Несколько дней спустя я рискнул отправиться на гхаты, одетый в одни только дхоти. Подростком я так стеснялся своих костлявых ног, что даже в сквош играл в джинсах. Теперь же, будучи еще более тощим, я вышел на улицу в куске тряпки, как Ганди. Мои ноги были совершенно белыми выше колен, а ниже — черными от загара. Я выглядел совершенно нелепо и смехотворно, но не более смехотворно, чем некоторые из окружающих. Какая разница, насколько абсурдно ты выглядишь в городе, где некоторые возят свои яйца в тачке? В Варанаси было невозможно выглядеть нелепо. Сама эта идея была просто нелепа. Я зашел куда дальше, чем любой из диких туристов. У них были дредлоки и тюрбаны из саронгов, но никто из них не выглядел так же нелепо. Я не старался избегать их взглядов. Один из смотревших, Мики, с которым я пару раз разговаривал в «Лотос-лаунже», настолько явно разрывался между желанием спросить, что происходит, и боязнью оскорбить меня, что я поспешил избавить его от мучений.
— Ну, что ты обо всем этом думаешь? — спросил я.
— О чем?
— Об этом, — сказал я, поднимая руки и чуть поворачиваясь туда-сюда, словно демонстрируя новый прикид из «Топшопа»[191].
— Смотрится неплохо, — сказал он. — Но что это все означает?
— Ты ведь слышал про садху?
— Конечно.
— Ну, так это мой вариант на ту же тему. Этакий «придурок»[192], — заявил я, сияя от собственной придурковатой шутки. И пошел дальше.
По дороге я старался переделать свое привычное выражение лица. Обычно я хожу с хмурым видом, но теперь я старался все время улыбаться в надежде, что это сделает мое лицо чуть более радужным.
В том, чтобы выглядеть так — как настоящий фрик, — был и еще один плюс: ко мне теперь реже приставали лодочники и прочие дельцы. Я больше не выглядел как потенциальный покупатель. На Харишчандра-гхате какой-то турист с немецким, судя по всему, акцентом спросил, нельзя ли меня сфотографировать. Я сказал, что да, конечно, и постоял, сияя, на фоне черно-желтой спасательной вышки, которая таковой не была. Потом мы немного поговорили. Он хотел, чтобы я поведал ему свою историю. Но я сказал, что никакой истории у меня нет, и тогда он спросил, откуда я.

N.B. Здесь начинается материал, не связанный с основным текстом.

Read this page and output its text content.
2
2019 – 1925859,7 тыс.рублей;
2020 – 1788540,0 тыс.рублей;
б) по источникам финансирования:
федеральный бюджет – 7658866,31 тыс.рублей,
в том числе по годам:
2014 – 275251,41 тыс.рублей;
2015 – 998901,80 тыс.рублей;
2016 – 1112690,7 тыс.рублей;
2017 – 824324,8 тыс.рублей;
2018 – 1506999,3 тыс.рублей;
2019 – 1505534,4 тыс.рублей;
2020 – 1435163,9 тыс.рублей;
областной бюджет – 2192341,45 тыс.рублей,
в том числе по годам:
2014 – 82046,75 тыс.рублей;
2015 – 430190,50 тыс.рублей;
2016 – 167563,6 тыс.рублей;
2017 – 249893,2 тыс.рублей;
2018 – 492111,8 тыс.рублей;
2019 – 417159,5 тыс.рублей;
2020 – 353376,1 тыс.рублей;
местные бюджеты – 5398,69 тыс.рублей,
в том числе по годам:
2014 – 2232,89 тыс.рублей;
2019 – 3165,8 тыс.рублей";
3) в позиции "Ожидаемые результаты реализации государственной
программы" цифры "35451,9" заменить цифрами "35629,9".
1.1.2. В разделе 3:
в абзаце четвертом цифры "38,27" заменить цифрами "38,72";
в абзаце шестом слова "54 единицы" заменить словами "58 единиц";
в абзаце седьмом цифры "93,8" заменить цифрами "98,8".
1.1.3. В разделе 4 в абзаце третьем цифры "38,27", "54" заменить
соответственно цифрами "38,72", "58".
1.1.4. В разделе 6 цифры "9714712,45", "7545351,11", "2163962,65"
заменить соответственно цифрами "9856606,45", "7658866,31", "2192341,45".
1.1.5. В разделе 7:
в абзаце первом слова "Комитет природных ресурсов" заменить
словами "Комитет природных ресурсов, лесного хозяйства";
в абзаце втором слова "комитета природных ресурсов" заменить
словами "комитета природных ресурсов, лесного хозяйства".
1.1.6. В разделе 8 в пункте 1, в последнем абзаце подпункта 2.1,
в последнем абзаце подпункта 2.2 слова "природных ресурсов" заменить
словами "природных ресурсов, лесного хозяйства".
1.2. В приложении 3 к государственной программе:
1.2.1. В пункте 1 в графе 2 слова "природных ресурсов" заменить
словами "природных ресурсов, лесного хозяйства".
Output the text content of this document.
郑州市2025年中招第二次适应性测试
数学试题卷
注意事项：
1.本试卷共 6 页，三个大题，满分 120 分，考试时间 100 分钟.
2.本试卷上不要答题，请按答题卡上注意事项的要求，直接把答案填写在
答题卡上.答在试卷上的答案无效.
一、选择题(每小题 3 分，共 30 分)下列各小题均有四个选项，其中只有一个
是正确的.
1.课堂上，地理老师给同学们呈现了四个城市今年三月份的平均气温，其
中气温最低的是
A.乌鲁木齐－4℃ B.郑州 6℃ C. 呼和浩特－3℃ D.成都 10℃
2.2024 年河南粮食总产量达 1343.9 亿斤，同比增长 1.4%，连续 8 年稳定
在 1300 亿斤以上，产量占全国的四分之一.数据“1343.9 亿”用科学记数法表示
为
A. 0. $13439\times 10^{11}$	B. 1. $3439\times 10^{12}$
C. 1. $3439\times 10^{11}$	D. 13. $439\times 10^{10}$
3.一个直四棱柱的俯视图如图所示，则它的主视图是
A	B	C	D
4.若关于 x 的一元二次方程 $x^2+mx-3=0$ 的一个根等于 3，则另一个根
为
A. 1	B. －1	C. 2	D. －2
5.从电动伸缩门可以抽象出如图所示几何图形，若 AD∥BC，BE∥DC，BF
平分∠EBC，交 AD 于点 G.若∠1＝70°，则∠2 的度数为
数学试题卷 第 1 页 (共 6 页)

— А вы откуда? — спросил я.
— Из Швейцарии.
— Из Швейцарии? Тогда вы должны знать мою приятельницу Изобель.
Он покачал головой: нет, он такой не знает.
— Хотел бы я запустить ложку в пудинг этой курочки, дружище, — сказал я. — Засадить и хорошенько раскачать. Швейцария, говорите? Нейтральная Швейцария. Я как-то стоял в Женеве у фонтана. У меня есть такая фотография — я с друзьями, все улыбаются, и сзади этот фонтан. Видовая такая фотка. Я, видите ли, был чемпионом.
Он покивал, но было ясно, что он ничего не видит. Он смотрел на меня, но ничего не видел. Даршан для него ничего не значил.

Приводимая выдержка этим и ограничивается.